Polish Foreign Minister Radoslaw Sikorski, in a recent interview with Frankfurter Allgemeine Zeitung, expressed concern that Europe is underestimating the threat posed by Russia. Notably, Sikorski pointed out that Berlin falls within the range of Russian missiles positioned in Kaliningrad, an alarming revelation that underscores the potential dangers of the current geopolitical situation.

This statement is part of ongoing warnings from Western officials regarding the risk of conflict with Russia. Since Russia's invasion of Ukraine, NATO militaries have bolstered their capabilities and readiness. Although a direct confrontation between NATO and Russia has been avoided thus far, fears linger over the West's readiness for such a scenario.

Highlighting the immediacy of the threat, NATO's military logistics commander in Germany, Lieutenant General Alexander Sollfrank, had previously warned in January of the possibility of Russian missile strikes in Europe, including Germany, in a full-scale war scenario.

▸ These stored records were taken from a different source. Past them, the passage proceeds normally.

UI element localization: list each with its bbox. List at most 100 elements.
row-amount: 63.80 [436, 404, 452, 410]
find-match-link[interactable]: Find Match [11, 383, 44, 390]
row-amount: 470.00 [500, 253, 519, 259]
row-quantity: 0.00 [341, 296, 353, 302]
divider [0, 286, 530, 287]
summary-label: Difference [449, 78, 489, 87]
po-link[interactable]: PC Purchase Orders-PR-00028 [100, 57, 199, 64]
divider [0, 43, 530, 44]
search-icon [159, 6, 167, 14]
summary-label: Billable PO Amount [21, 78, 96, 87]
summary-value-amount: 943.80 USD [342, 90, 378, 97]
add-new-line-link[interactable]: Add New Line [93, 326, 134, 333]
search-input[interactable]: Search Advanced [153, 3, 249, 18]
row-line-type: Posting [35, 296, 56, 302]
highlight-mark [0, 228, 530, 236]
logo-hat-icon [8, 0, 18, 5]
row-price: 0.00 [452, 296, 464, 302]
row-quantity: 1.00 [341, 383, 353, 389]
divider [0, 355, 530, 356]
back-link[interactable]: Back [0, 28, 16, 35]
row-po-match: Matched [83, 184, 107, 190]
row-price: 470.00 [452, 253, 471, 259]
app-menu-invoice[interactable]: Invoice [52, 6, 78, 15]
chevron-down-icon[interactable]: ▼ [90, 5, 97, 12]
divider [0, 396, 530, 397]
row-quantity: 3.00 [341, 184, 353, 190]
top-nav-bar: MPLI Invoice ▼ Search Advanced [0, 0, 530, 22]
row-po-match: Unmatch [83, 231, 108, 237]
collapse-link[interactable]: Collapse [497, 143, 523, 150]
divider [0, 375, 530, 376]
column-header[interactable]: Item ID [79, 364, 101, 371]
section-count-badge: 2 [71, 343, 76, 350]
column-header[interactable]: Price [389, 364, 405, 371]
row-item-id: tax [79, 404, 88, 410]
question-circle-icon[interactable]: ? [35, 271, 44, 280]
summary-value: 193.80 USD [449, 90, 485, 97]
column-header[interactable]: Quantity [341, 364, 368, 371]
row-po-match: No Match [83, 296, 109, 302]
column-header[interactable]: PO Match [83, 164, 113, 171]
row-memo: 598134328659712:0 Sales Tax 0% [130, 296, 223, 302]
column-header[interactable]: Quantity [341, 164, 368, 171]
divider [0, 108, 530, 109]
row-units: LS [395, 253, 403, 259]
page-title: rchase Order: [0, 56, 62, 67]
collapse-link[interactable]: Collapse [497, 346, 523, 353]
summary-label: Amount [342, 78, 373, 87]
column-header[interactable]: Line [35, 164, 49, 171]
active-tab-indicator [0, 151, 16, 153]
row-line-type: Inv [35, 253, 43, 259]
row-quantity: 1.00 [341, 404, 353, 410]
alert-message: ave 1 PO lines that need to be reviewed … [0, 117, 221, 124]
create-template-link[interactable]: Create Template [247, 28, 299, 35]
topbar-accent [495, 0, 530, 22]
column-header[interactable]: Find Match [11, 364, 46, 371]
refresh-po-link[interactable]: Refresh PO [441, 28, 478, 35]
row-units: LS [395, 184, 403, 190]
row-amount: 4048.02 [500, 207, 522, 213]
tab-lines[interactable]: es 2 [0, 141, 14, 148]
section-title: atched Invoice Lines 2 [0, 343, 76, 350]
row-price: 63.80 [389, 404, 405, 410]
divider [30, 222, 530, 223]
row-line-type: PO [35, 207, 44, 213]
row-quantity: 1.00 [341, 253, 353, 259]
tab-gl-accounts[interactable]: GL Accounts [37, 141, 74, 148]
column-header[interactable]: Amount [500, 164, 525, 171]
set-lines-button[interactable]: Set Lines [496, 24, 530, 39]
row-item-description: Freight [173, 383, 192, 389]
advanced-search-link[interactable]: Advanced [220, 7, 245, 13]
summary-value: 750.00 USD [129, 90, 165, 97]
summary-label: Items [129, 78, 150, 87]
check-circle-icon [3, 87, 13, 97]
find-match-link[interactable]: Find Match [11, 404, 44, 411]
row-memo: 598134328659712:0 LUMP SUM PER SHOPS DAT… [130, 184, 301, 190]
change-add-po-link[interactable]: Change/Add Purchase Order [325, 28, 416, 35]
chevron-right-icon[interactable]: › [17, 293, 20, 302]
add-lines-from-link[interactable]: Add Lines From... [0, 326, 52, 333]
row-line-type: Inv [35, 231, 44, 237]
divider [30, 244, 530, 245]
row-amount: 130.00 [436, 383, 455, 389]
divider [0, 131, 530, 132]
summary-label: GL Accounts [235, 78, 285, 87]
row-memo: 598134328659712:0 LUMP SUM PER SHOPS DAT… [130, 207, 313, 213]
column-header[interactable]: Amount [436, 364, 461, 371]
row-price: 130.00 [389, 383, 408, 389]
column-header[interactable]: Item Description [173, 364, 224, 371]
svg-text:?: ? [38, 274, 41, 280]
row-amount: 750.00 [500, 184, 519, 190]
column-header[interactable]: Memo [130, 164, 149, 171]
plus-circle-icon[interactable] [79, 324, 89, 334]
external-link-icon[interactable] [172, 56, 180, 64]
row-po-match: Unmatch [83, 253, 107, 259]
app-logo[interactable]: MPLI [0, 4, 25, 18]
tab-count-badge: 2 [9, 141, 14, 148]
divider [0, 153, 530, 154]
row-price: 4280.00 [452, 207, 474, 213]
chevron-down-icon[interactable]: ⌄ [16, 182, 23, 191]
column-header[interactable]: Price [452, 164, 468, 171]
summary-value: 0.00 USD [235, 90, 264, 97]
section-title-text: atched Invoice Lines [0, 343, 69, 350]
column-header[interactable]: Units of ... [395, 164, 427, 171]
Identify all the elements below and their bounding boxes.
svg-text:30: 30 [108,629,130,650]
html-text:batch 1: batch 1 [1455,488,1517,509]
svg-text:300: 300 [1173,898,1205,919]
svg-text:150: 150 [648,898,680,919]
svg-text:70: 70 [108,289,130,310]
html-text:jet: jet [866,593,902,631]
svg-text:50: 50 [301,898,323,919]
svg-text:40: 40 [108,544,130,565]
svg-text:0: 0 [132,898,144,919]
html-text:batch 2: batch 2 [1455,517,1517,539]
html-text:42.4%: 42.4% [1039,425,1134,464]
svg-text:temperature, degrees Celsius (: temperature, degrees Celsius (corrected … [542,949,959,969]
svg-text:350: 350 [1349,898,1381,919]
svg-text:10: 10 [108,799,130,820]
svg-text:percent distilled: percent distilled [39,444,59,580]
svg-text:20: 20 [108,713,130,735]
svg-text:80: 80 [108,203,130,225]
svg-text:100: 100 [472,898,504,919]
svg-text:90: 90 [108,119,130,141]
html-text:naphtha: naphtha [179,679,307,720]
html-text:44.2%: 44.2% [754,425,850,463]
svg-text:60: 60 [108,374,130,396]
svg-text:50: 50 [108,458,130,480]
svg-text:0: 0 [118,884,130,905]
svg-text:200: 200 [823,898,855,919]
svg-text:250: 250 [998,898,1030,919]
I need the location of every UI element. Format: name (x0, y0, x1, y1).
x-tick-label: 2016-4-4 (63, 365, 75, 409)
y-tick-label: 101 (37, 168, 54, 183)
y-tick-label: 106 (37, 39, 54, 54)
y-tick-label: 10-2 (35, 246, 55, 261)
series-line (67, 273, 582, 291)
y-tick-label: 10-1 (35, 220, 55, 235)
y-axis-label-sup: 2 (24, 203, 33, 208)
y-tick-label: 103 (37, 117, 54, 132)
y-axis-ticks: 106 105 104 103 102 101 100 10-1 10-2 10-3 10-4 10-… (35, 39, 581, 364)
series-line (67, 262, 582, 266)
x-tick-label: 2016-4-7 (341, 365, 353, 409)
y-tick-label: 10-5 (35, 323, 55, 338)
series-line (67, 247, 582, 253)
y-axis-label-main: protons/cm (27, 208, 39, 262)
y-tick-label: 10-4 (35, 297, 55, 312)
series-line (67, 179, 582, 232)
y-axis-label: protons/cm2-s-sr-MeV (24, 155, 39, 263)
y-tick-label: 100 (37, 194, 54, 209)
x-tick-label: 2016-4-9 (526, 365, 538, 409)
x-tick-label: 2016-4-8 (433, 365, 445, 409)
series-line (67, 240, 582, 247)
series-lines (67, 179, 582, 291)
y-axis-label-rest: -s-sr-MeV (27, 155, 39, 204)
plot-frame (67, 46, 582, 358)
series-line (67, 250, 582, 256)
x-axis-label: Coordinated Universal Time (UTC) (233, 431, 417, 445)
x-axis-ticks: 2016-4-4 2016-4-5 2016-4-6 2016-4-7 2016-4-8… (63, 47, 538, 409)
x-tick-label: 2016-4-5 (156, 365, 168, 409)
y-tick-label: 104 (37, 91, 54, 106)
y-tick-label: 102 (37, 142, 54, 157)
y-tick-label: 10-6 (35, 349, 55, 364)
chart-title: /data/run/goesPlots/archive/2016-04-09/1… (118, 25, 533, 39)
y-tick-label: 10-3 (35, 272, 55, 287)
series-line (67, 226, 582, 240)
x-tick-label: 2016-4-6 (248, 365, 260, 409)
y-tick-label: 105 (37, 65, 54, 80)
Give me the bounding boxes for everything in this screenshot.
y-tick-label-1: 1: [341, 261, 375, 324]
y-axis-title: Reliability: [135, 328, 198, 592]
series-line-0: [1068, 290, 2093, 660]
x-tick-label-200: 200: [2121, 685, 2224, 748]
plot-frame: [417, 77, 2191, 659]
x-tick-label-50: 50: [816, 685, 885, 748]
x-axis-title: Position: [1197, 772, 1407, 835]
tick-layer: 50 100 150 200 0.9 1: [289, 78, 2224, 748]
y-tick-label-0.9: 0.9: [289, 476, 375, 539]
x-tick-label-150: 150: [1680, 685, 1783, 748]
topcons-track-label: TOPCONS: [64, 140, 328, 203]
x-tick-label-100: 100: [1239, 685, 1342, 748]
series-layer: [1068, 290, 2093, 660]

Responding to a question about Poland's safety, Sikorski underscored the seriousness of Russian President Vladimir Putin's threats towards nations like Poland, Latvia, and Finland. He expressed surprise over Germany's apparent lack of concern regarding the Iskander missiles in Kaliningrad that are capable of reaching Berlin.

Sikorski also emphasized the economic disparity between the West and Russia, noting that despite the West's greater economic strength, Russia maintains an advantage in ammunition production. He advocated for the mobilization of Western forces to counterbalance Russia's military capabilities.

A key part of the conversation revolved around U.S. support for Ukraine. Sikorski highlighted the dilemma that would arise if the U.S. were to reduce its aid, forcing Europe to either significantly increase its support or risk allowing Putin to conquer Ukraine.

Amid domestic political debates in the U.S., the continuation of American aid at the levels seen in 2022 and 2023 is uncertain. President Joe Biden's recent statements suggest a potential shift in the U.S. commitment to Ukraine, and former President Donald Trump, a likely Republican presidential nominee, has not committed to long-term support for Ukraine. Instead, Trump proposed negotiating a peace treaty, the terms of which are unclear but potentially disadvantageous to Ukraine.

Ukrainian leaders, including President Volodymyr Zelensky, recognize that Europe may struggle to support Ukraine financially and militarily without substantial U.S. aid. Ukrainian Foreign Minister Dmytro Kuleba acknowledged the absence of a "plan B" if U.S. assistance ends, highlighting the critical nature of American support in the ongoing conflict.